Insisto: se la minoranza chiede discussione e chiarezza avrà
discussione e chiarezza. Ma a Cuperlo, a Bersani, a Speranza dico
l’unità sia vista come un valore e si metta davanti a tutto il
bene dell’Italia. Insieme abbiamo assunto decisioni importanti,
chiesto sacrifici, insieme abbiamo accettato di collaborare con il
centrodestra per realizzare le riforme... Ora siamo chiamati a una
nuova prova di unità e di responsabilità.
Un no al
referendum vorrebbe dire voto anticipato?
Vorrebbe dire che non
siamo stati capaci di farci capire dal Paese. Sarebbe inevitabile
mettersi da parte.
Si andrebbe o no a elezioni subito?
Un no al referendum metterebbe fine a questa esperienza di
governo, ma non vorrebbe dire automaticamente il voto. Decide il
presidente della Repubblica. Renzi non sarebbe più premier, ma
sarebbe ancora segretario del Pd. C’è un congresso che potrà
esprimersi, ci saranno valutazioni da fare.
Valutazioni?
Il Pd è un partito moderno e il leader è anche il capo del
governo. Come in Germania con la Merkel, come in Francia con
Hollande, come nel Regno Unito con Cameron. Le grandi democrazie
vanno verso questo tipo di semplificazione. Ma oggi tutto mi pare
prematuro. Oggi c’é un Paese che vuole riforme e un governo che
punta a chiudere la legislatura e a garantire stabilità, con questa
maggioranza, fino al 2018.
Il Forum propone una no
tax area familiare. Giusto?
Giusto, giusto. Noi abbiamo cercato
di potenziare i servizi alla famiglia, gli asili nido, i fondi per i
non autosufficienti; abbiamo lavorato su detrazioni e bonus, ora
serve più giustizia fiscale per famiglie povere e numerose. Sappiamo
che c’é bisogno di riequilibrio e sono pronto a scommettere che un
segnale possa arrivare già nella prossima legge di stabilità.
Renzi la pensa come lei? E a proposito come va con il
premier? C’è ancora l’affetto di un tempo?
C’é più
affetto di un tempo: siamo come una famiglia.
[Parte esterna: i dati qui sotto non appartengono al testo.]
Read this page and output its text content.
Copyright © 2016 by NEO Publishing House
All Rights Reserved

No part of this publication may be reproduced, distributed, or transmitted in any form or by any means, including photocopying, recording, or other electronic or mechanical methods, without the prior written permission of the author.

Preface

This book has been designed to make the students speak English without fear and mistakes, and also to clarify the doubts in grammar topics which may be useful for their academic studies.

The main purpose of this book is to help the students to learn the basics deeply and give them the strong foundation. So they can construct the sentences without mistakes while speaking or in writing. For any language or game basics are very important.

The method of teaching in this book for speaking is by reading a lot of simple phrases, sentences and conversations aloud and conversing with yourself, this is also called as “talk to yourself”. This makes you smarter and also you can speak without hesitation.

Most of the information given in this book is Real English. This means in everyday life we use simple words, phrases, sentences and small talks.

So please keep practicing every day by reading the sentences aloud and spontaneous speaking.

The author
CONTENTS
Poi c’é un confronto
costante. Su alcune cose abbiamo sensibilità diverse, ma lavoriamo
fianco a fianco e sulla necessità di mettere la famiglia al centro
dell’azione di governo siamo assolutamente sulla stessa linea.
Renzi ha tre figli, conosce il Paese, sa che bisogna concentrarsi sul
tema della povertà, sa che le famiglie numerose e quelle con donne
sole con un bambino soffrono più delle altre.
Torniamo
al referendum: Renzi ha sbagliato a personalizzarlo?
Questo
governo ha fatto della riforma della Costituzione un atto centrale ed
é legato indissolubilmente all’esito del referendum. Abbiamo
lavorato per mesi e mesi e ora tocca agli italiani dire la loro. Noi
crediamo nella forza di questa riforma, scommettiamo sui suoi
effetti. Se il Paese dovesse dire no sarà inevitabile trarne le
conclusioni.
Sarebbe la fine di un gruppo dirigente...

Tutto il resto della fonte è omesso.